When Biden took office, Blinken put a freeze on the establishment of the bureau for the purpose of reviewing it. Ultimately, he resolved to discontinue it.

"CCR has never been in operation, so it would not have been relevant for the current situation (involving Afghanistan)," said Joseph DeThomas, a professor of international affairs at Penn State University, using an acronym for the Trump-era bureau. DeThomas spent 32 years with the State Department and served as the U.S. ambassador to Estonia from 2001 to 2004.

"The Department of State can do a lot, especially in conjunction with the U.S. military, without a new bureaucratic structure," DeThomas said.

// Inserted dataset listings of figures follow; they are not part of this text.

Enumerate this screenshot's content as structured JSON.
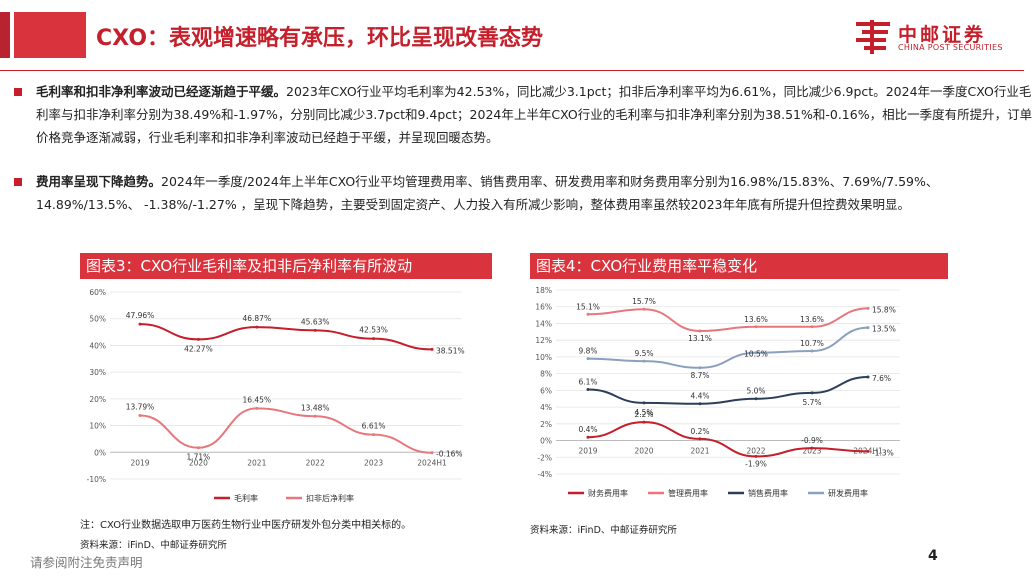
{
  "header": {
    "title": "CXO：表观增速略有承压，环比呈现改善态势",
    "logo_cn": "中邮证券",
    "logo_en": "CHINA POST SECURITIES"
  },
  "colors": {
    "brand": "#c41f2b",
    "accent": "#d9343d"
  },
  "paragraphs": [
    {
      "lead": "毛利率和扣非净利率波动已经逐渐趋于平缓。",
      "text": "2023年CXO行业平均毛利率为42.53%，同比减少3.1pct；扣非后净利率平均为6.61%，同比减少6.9pct。2024年一季度CXO行业毛利率与扣非净利率分别为38.49%和-1.97%，分别同比减少3.7pct和9.4pct；2024年上半年CXO行业的毛利率与扣非净利率分别为38.51%和-0.16%，相比一季度有所提升，订单价格竞争逐渐减弱，行业毛利率和扣非净利率波动已经趋于平缓，并呈现回暖态势。"
    },
    {
      "lead": "费用率呈现下降趋势。",
      "text": "2024年一季度/2024年上半年CXO行业平均管理费用率、销售费用率、研发费用率和财务费用率分别为16.98%/15.83%、7.69%/7.59%、14.89%/13.5%、 -1.38%/-1.27% ，呈现下降趋势，主要受到固定资产、人力投入有所减少影响，整体费用率虽然较2023年年底有所提升但控费效果明显。"
    }
  ],
  "chart_data": [
    {
      "type": "line",
      "title": "图表3：CXO行业毛利率及扣非后净利率有所波动",
      "categories": [
        "2019",
        "2020",
        "2021",
        "2022",
        "2023",
        "2024H1"
      ],
      "ylim": [
        -10,
        60
      ],
      "yticks": [
        "60%",
        "50%",
        "40%",
        "30%",
        "20%",
        "10%",
        "0%",
        "-10%"
      ],
      "series": [
        {
          "name": "毛利率",
          "color": "#c41f2b",
          "values": [
            47.96,
            42.27,
            46.87,
            45.63,
            42.53,
            38.51
          ],
          "labels": [
            "47.96%",
            "42.27%",
            "46.87%",
            "45.63%",
            "42.53%",
            "38.51%"
          ]
        },
        {
          "name": "扣非后净利率",
          "color": "#e8777c",
          "values": [
            13.79,
            1.71,
            16.45,
            13.48,
            6.61,
            -0.16
          ],
          "labels": [
            "13.79%",
            "1.71%",
            "16.45%",
            "13.48%",
            "6.61%",
            "-0.16%"
          ]
        }
      ]
    },
    {
      "type": "line",
      "title": "图表4：CXO行业费用率平稳变化",
      "categories": [
        "2019",
        "2020",
        "2021",
        "2022",
        "2023",
        "2024H1"
      ],
      "ylim": [
        -4,
        18
      ],
      "yticks": [
        "18%",
        "16%",
        "14%",
        "12%",
        "10%",
        "8%",
        "6%",
        "4%",
        "2%",
        "0%",
        "-2%",
        "-4%"
      ],
      "series": [
        {
          "name": "财务费用率",
          "color": "#c41f2b",
          "values": [
            0.4,
            2.2,
            0.2,
            -1.9,
            -0.9,
            -1.3
          ],
          "labels": [
            "0.4%",
            "2.2%",
            "0.2%",
            "-1.9%",
            "-0.9%",
            "-1.3%"
          ]
        },
        {
          "name": "管理费用率",
          "color": "#e8777c",
          "values": [
            15.1,
            15.7,
            13.1,
            13.6,
            13.6,
            15.8
          ],
          "labels": [
            "15.1%",
            "15.7%",
            "13.1%",
            "13.6%",
            "13.6%",
            "15.8%"
          ]
        },
        {
          "name": "销售费用率",
          "color": "#2c3e5a",
          "values": [
            6.1,
            4.5,
            4.4,
            5.0,
            5.7,
            7.6
          ],
          "labels": [
            "6.1%",
            "4.5%",
            "4.4%",
            "5.0%",
            "5.7%",
            "7.6%"
          ]
        },
        {
          "name": "研发费用率",
          "color": "#8aa0bf",
          "values": [
            9.8,
            9.5,
            8.7,
            10.5,
            10.7,
            13.5
          ],
          "labels": [
            "9.8%",
            "9.5%",
            "8.7%",
            "10.5%",
            "10.7%",
            "13.5%"
          ]
        }
      ]
    }
  ],
  "notes": {
    "chart1_note": "注：CXO行业数据选取申万医药生物行业中医疗研发外包分类中相关标的。",
    "chart1_source": "资料来源：iFinD、中邮证券研究所",
    "chart2_source": "资料来源：iFinD、中邮证券研究所"
  },
  "footer": {
    "disclaimer": "请参阅附注免责声明",
    "page": "4"
  }
}
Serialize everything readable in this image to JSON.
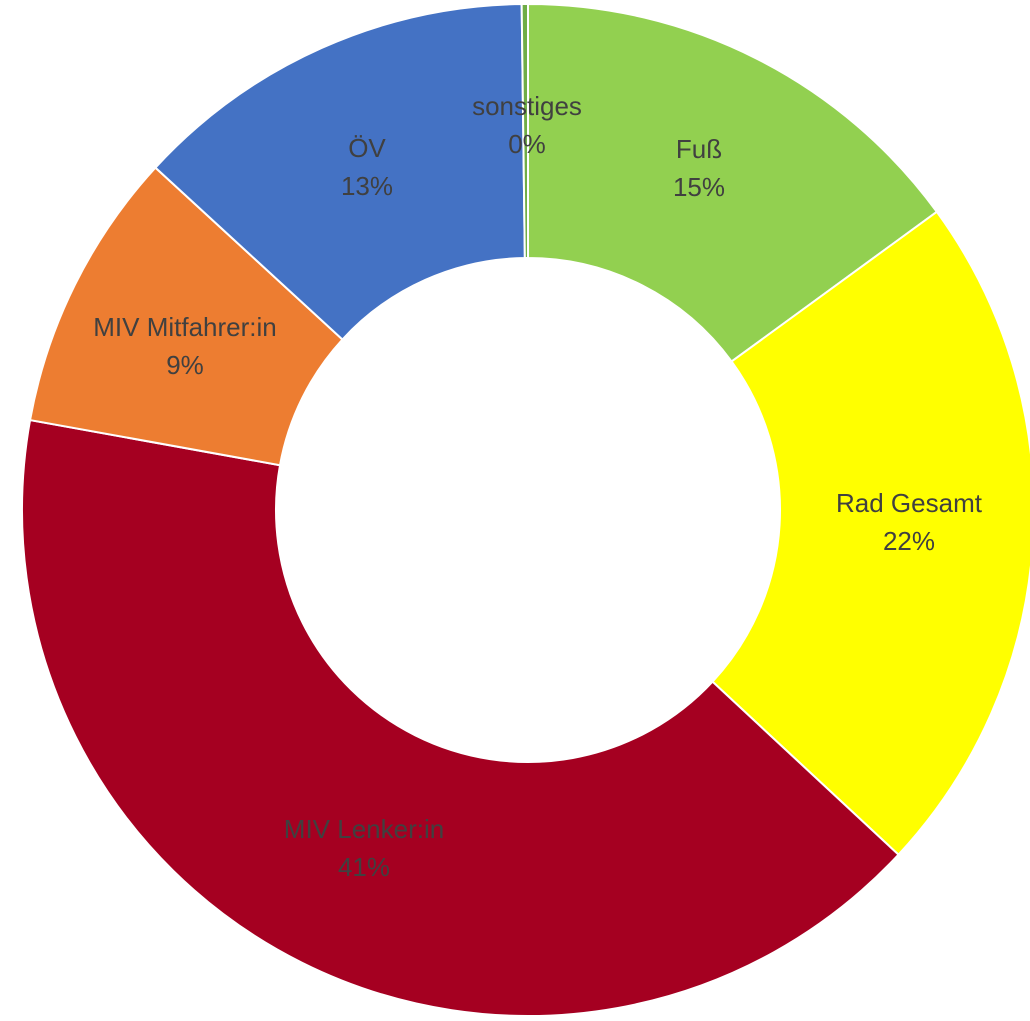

OpMed and an overlapping mission

Some of the duties of the proposed bureau fall under the purview of the Directorate of Operational Medicine, or OpMed.

"OpMed provides the platform and personnel to save American lives around the world, especially in times of crisis," Blinken told a Vanity Fair reporter who spent weeks shadowing the team for a May report. The unit, established in 2013, helped evacuate 100,000 Americans during the early stages of the pandemic, Blinken said. 

OpMed is responsible for planning and executing medical contingency plans for "the security of chief-of-mission personnel engaged in high-risk environments worldwide," according to the State Department’s Foreign Affairs Manual

The OpMed team also maintains standing aviation capability for medical evacuations, the rapid deployment of teams and equipment in emergency situations, and the evacuation of personnel and cargo from posts in crisis, the manual says.

Today, OpMed remains under the Bureau of Medical Services and has the same capabilities it had throughout the pandemic, the State Department told PolitiFact. It is led by the same Dr. William Walters who was to lead the Contingency and Crisis Response bureau.

When a crisis like Afghanistan escalates, the State Department will generally create a task force roping together a number of bureaus, DeThomas said. The military and other agencies also get involved.

All that makes it misleading for Ingraham and others to suggest that the Biden administration got rid of its only resources for evacuating Americans by hitting cancel on the proposed bureau, said Camille Mackler, a senior visiting fellow on immigration at the Truman Center for National Policy.

"This effort is a massive cross-agency, cross-departmental effort," Mackler said. "It wouldn’t have been owned by any one specific department, much less by one sub-bureau."